İLHAN: Tabii… Tabii… Çünkü olay şu: Rusya, Avrupa’yı tehdit etmeye başlayınca, diyorlar ki, “Bizi bırakın Türklerin topraklarını alın.” Bize de diyorlar ki, “Rusya’nın gözü senin topraklarında…” Artık biz kedi-köpek gibi Ruslarla savaşıyoruz. Bunu anlayan iki kişi var; Lenin ile Mustafa Kemal Paşa… “Bu fırsatı vermeyelim” diye bu düşmanlığı kestirip atıyorlar ve Türkiye de Rusya da bir tek onların döneminde rahat nefes alabiliyor. Çünkü Batı giremiyor. Batı dışardadır.
BULUT: Şimdi yeniden aynı politikalar mı gündemde?

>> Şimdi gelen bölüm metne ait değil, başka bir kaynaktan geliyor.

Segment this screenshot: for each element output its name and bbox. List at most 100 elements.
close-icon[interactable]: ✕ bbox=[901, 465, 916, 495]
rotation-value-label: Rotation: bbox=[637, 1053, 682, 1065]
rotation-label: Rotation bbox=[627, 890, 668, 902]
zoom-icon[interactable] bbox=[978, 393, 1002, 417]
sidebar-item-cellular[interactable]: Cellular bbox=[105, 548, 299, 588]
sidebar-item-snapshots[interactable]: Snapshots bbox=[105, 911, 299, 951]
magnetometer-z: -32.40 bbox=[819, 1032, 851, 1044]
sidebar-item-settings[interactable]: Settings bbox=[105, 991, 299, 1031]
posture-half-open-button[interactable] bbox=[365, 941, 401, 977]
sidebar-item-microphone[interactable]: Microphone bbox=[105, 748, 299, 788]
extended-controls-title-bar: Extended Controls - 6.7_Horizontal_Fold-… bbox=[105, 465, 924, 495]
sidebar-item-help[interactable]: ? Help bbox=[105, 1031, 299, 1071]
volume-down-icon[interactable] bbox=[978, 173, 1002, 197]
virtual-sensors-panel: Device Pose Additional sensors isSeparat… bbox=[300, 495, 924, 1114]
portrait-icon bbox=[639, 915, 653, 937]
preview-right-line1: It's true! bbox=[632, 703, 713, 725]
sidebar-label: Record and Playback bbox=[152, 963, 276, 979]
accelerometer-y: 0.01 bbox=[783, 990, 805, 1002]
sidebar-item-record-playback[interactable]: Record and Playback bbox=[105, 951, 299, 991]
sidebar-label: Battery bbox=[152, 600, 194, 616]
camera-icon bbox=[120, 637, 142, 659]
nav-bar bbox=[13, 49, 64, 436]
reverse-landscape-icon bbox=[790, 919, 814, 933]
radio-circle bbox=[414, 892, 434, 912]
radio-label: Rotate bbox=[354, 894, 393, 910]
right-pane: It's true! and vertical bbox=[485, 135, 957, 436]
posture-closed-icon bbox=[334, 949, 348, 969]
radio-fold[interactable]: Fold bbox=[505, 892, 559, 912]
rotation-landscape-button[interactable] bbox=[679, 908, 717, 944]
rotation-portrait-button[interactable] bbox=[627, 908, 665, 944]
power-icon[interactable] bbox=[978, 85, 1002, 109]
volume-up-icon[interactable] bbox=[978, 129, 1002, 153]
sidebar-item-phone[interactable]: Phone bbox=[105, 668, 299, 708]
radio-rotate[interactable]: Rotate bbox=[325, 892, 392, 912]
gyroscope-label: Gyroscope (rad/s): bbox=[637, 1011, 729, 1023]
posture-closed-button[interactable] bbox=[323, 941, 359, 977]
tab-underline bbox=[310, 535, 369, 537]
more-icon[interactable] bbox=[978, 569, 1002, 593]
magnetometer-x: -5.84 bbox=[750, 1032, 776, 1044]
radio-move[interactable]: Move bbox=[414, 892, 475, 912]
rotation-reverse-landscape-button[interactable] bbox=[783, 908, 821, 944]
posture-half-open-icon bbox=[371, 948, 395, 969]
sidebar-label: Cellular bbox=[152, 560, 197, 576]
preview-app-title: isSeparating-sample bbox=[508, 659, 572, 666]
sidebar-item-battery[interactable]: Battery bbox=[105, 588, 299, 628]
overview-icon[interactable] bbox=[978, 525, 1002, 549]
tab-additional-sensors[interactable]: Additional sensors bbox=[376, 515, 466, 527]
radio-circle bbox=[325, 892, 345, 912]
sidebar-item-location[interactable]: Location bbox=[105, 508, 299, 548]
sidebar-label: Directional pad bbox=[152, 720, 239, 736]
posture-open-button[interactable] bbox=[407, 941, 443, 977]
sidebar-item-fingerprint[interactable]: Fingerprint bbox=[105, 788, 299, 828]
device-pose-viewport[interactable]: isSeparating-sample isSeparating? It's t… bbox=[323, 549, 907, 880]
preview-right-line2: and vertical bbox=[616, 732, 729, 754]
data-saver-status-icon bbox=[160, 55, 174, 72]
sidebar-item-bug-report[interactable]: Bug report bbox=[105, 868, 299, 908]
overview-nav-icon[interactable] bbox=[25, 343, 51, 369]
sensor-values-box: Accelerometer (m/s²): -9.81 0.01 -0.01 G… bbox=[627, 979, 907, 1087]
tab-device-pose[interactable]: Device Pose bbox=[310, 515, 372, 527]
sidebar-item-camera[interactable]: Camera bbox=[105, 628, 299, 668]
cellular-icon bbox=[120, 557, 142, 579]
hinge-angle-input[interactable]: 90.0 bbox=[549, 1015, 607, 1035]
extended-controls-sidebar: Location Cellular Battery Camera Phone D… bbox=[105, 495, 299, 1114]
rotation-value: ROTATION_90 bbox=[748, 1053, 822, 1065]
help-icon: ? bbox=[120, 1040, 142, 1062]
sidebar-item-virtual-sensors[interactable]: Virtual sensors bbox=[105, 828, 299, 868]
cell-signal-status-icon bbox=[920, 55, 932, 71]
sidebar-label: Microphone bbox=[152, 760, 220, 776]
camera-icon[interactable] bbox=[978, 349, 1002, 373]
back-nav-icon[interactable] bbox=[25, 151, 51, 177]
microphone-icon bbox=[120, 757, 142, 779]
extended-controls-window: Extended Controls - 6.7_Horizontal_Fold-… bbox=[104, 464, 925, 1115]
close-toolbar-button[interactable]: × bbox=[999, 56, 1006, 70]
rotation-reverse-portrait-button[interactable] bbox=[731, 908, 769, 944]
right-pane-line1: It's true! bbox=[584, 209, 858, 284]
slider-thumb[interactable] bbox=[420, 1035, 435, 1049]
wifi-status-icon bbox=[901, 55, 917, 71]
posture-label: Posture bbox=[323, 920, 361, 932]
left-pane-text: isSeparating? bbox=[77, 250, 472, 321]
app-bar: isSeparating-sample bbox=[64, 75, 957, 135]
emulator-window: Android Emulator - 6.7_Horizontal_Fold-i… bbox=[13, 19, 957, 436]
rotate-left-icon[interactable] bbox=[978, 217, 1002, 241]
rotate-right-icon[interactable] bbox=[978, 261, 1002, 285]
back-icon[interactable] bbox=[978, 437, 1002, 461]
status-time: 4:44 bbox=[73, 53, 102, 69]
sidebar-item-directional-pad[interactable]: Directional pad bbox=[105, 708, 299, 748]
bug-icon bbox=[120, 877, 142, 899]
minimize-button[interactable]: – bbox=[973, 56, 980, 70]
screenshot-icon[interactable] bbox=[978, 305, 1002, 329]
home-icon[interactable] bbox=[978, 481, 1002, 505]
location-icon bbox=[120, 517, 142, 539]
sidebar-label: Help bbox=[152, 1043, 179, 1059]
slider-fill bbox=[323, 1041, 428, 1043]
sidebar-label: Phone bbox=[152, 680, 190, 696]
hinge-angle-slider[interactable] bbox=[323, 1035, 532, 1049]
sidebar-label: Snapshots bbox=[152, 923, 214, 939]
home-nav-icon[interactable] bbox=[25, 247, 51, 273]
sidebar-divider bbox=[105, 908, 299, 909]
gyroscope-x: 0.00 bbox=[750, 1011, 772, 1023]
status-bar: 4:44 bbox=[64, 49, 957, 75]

İLHAN: Bunu Graham Fuller geldi, söyledi 1990’da… Bunlar dediler ki, “Türkler’in Mustafa Kemal Paşa’ya düşkünlüğü çok iyi değildir. Bundan vazgeçmeleri iyi olur.” Onun için Türkiye’de dini ele aldılar… Graham Fuller geldi, gizlisi saklısı olmadan bunları söyledi…
***
ABD ve Rusya’nın, Suriye üzerinde uçaklarının çatışmaması için mutabakat imzalaması ama Türkiye’nin kendi sınırında Rus uçağını düşürmek zorunda kalması, iki ülkenin millî güçleri dışında bir plânlamanın eseri gibi görünmüyor mu?